Hydrogène : la recherche se penche sur des microalgues

Des chercheurs allemands se sont unis au sein du projet "Production de biohydrogène dans des microalgues" afin d’examiner la possible utilisation de microalgues pour l’approvisionnement en hydrogène et donc pour produire de l’énergie de manière rentable et respectueuse de l’environnement.

Ce projet, soutenu par le Ministère fédéral de l’enseignement et de la recherche à hauteur de 1,8 millions d’euros, réunit des chercheurs des Universités de Münster, de Karlsruhe, de Bielefeld et de l’Institut Max Planck de physiologie végétale moléculaire de Golm.

Si l’hydrogène est considéré comme une source d’énergie non polluante, pour l’automobile par exemple, encore faut-il que sa production soit également respectueuse de l’environnement. L’emploi d’algues est une possibilité. Dans ce but, les chercheurs étudient des algues vertes unicellulaires de la famille des Chlamydomonas. Sous certaines conditions, telles qu’un manque d’oxygène, ou encore un manque de soufre, le mécanisme de photosynthèse de ces minuscules algues change. Sous l’effet d’un rayonnement lumineux, elles produisent alors de l’hydrogène.

Le problème est qu’actuellement, seuls 0,1% des particules lumineuses arrivant à la plante sont transformées en hydrogène. D’après le Prof. Hippler de Münster, "si nous parvenions à amener ce taux entre 7 et 10%, alors la production d’hydrogène à partir d’algues vertes deviendrait également intéressante sur le plan commercial".

Dans ce but, les chercheurs développent plusieurs approches. Ils étudient notamment une lignée d’algues porteuses d’une mutation génétique, responsable d’une plus forte production d’hydrogène. Le rendement de cette algue demeure toutefois encore loin des valeurs espérées. En comparant cette lignée avec l’algue "normale", les scientifiques veulent obtenir des informations sur les changements du métabolisme provoquant cette augmentation du rendement, découvrir quels gènes sont actifs et quelles protéines se forment. Ils espèrent ainsi, par la suite, pouvoir créer de nouvelles lignées d’algues, plus efficaces.
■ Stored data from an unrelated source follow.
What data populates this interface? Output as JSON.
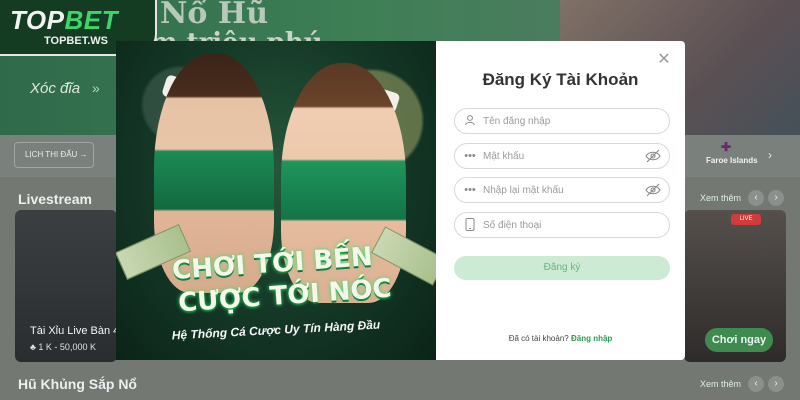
{
  "brand": {
    "name_main": "TOP",
    "name_accent": "BET",
    "url": "TOPBET.WS"
  },
  "hero": {
    "title": "Nổ Hũ",
    "subtitle": "m triệu phú",
    "promo_link": "Xóc đĩa"
  },
  "strip": {
    "schedule_label": "LỊCH THI ĐẤU →",
    "team_label": "Faroe Islands"
  },
  "sections": {
    "livestream": {
      "title": "Livestream",
      "more_label": "Xem thêm",
      "game_title": "Tài Xỉu Live Bàn 4",
      "game_range": "1 K - 50,000 K",
      "live_badge": "LIVE",
      "play_label": "Chơi ngay"
    },
    "jackpot": {
      "title": "Hũ Khủng Sắp Nổ",
      "more_label": "Xem thêm"
    }
  },
  "banner": {
    "line1": "CHƠI TỚI BẾN",
    "line2": "CƯỢC TỚI NÓC",
    "tagline": "Hệ Thống Cá Cược Uy Tín Hàng Đầu"
  },
  "register": {
    "title": "Đăng Ký Tài Khoản",
    "fields": {
      "username": "Tên đăng nhập",
      "password": "Mật khẩu",
      "confirm_password": "Nhập lại mật khẩu",
      "phone": "Số điện thoại"
    },
    "submit_label": "Đăng ký",
    "has_account": "Đã có tài khoản?",
    "login_label": "Đăng nhập"
  },
  "colors": {
    "brand_green": "#2f9a4d",
    "button_disabled": "#cdebd4"
  }
}
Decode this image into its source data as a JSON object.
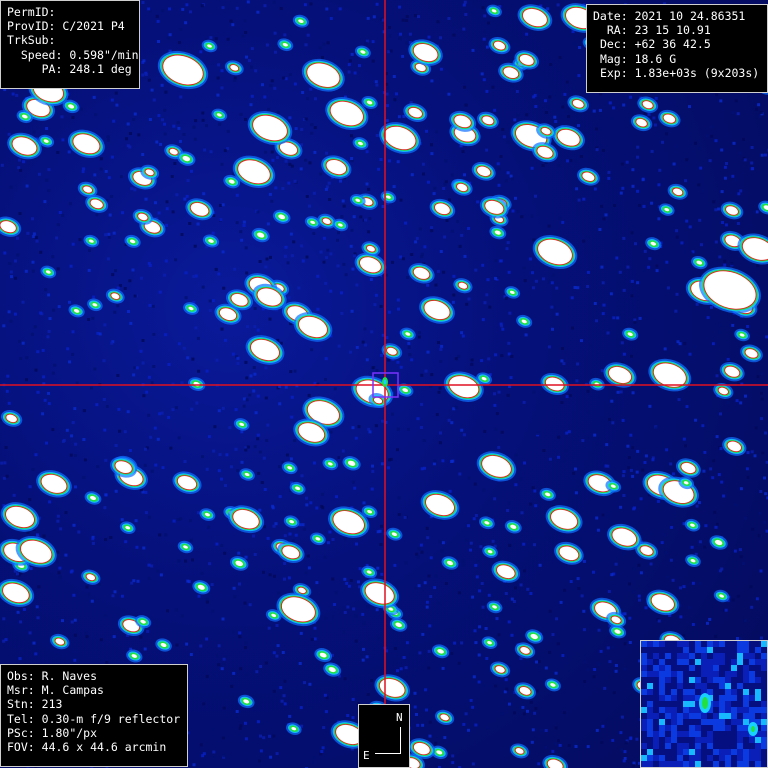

Une autre approche consiste à améliorer les installations de fermentation c’est-à-dire les réservoirs d’eau dans lesquels les algues sont soumises à certaines conditions afin de produire l’hydrogène. Il s’agit, en particulier, d’améliorer l’éclairage, en développant, par exemple, des réacteurs "extérieurs" utilisant la lumière naturelle du soleil. De plus, il faut également augmenter la taille de ces installations, les scientifiques ont ainsi l’intention de faire passer le volume du fermenteur de 25 à 250 litres.

Pour le Prof. Hippler, les microalgues présentent des avantages importants : "elles n’ont pas besoin d’un terrain fertile, contrairement aux plantes cultivées utilisées pour la production de biocarburants, elles n’entrent pas en concurrence avec la production alimentaire. Enfin, elles consomment beaucoup moins d’eau, ce qui est essentiel dans des régions arides".